Live to fight another day. That was likely what Barcelona coach Ronald Koeman was thinking around the hour mark on Tuesday when, 2-0 down at home and on the way to defeat against Bayern Munich, he hooked veterans Sergio Busquets and Sergi Roberto and did the football equivalent of a bedraggled basketball coach emptying his bench.
On came Gavi and Yusuf Demir, two guys who are a combined 35 years old, have played a total of 47 first-team minutes and probably would not be recognised by many Barca fans if they showed up at the front door to deliver a pizza.
Koeman went even further fewer than 15 minutes later, when he replaced Jordi Alba with Alejandro Balde, an 18-year-old making his debut for the club.
It’s not uncommon for managers to blood youngsters towards the end of a blowout win (bask in the glory) or a blowout defeat (fans tend not to boo kids). But the circumstances here were odd. Sure, Barca were being outplayed — they had not managed a shot on target — but the deficit was just two goals, one of them a craven deflection when Thomas Muller’s shot caromed off Eric Garcia’s backside.
A comeback was unlikely, but not unthinkable, and then there was the weight of history. Barcelona had not lost a Champions League home opener… ever. And no team that lost on Matchday 1 of the group stage has ever won the competition in the same season. But no matter; Koeman evidently is not superstitious.
Or, if he is, he knows the power of narrative. It’s not a coincidence that the three guys who came off are all Catalans and club legends — with some 1300 senior games between them — who spent time in Barcelona’s vaunted academy. And the three guys who replaced them are all kids born in the third millennium, tasked with keeping the club’s glorious history alive.
Corny? A little bit. But not untrue. Bringing players through La Masia has been, historically, Barcelona’s strength and will need to be so again. On this night it made no difference; the replacements had little impact and Robert Lewandowski subsequently added his second goal to put the seal on Bayern’s emphatic win.

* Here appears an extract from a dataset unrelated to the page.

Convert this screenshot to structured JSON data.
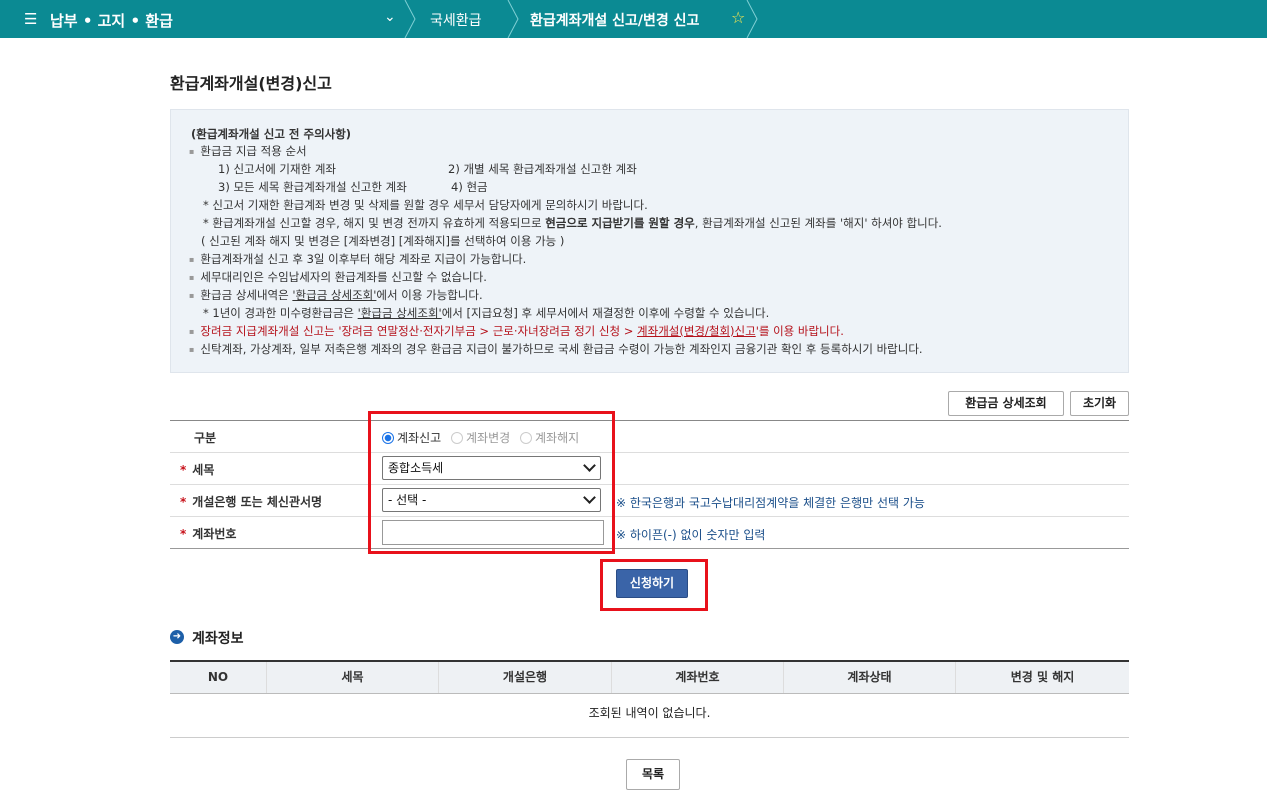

Sure, if you were of a more cynical nature, you could just conclude that all this was Koeman’s way of saying: “What the heck am I supposed to do? A bunch of players are unavailable and I got nothing on the bench?”
And he would have had a point there. Among the established pros on his bench were a guy returning from injury (Sergino Dest), a guy who hasn’t played since last season (Riqui Puig), a guy who hadn’t played at all since 2020 (Philippe Coutinho) and a guy Barcelona tried to offload in the summer but couldn’t, because he earns so much (Samuel Umtiti).
This is Barcelona’s reality. Sure, it might change a little if Ansu Fati returns to full fitness and lives up to the hype (but, remember, he hasn’t played in 10 months and is still just 18; loading unrealistic expectations on a kid his age is both unfair and foolish) and if Ousmane Dembele comes back and avoid injury (he has never started more than 22 league games in his career).
But, beyond that, you’re grasping at straws if you think the cavalry is going to come out of the infirmary and turn the Blaugrana into contenders.
Who are we talking about? Sergio Aguero, who is 33 and was signed to be Lionel Messi’s sidekick when it looked like Barca might be able to afford to keep their legendary forward, hasn’t played since June, has missed the best part of the last two seasons and struggled when he did get on the pitch in that time? Martin Braithwaite? Great attitude, blue-collar hero, but if he’s the answer, you’re asking the wrong questions.
Koeman understands this and commented on the “quality difference” after the game. He gets the trauma of the past six weeks, the tearful farewell to Messi, the flirtation with insolvency, the realization that the club is the third, if not fourth, force in LaLiga. On a night like this, against a Bayern side who — despite not being irresistible, were streets ahead – it was no contest.
Best to recognize it, figure out how to finish ahead of the other two teams in the group — Benfica and Dynamo Kiev — and shoot for a top-four finish in LaLiga. That would secure a return to the Champions League next season and, just as important, keep some of that prize money flowing into the Camp Nou coffers.
Barca fans understand the severity of the situation and know it’s the only way to stop the rot. Indeed, perhaps they would rather see kids like Gavi, Demir and Balde try to make the grade, than watch the heroes of yesteryear on the end of a home spanking.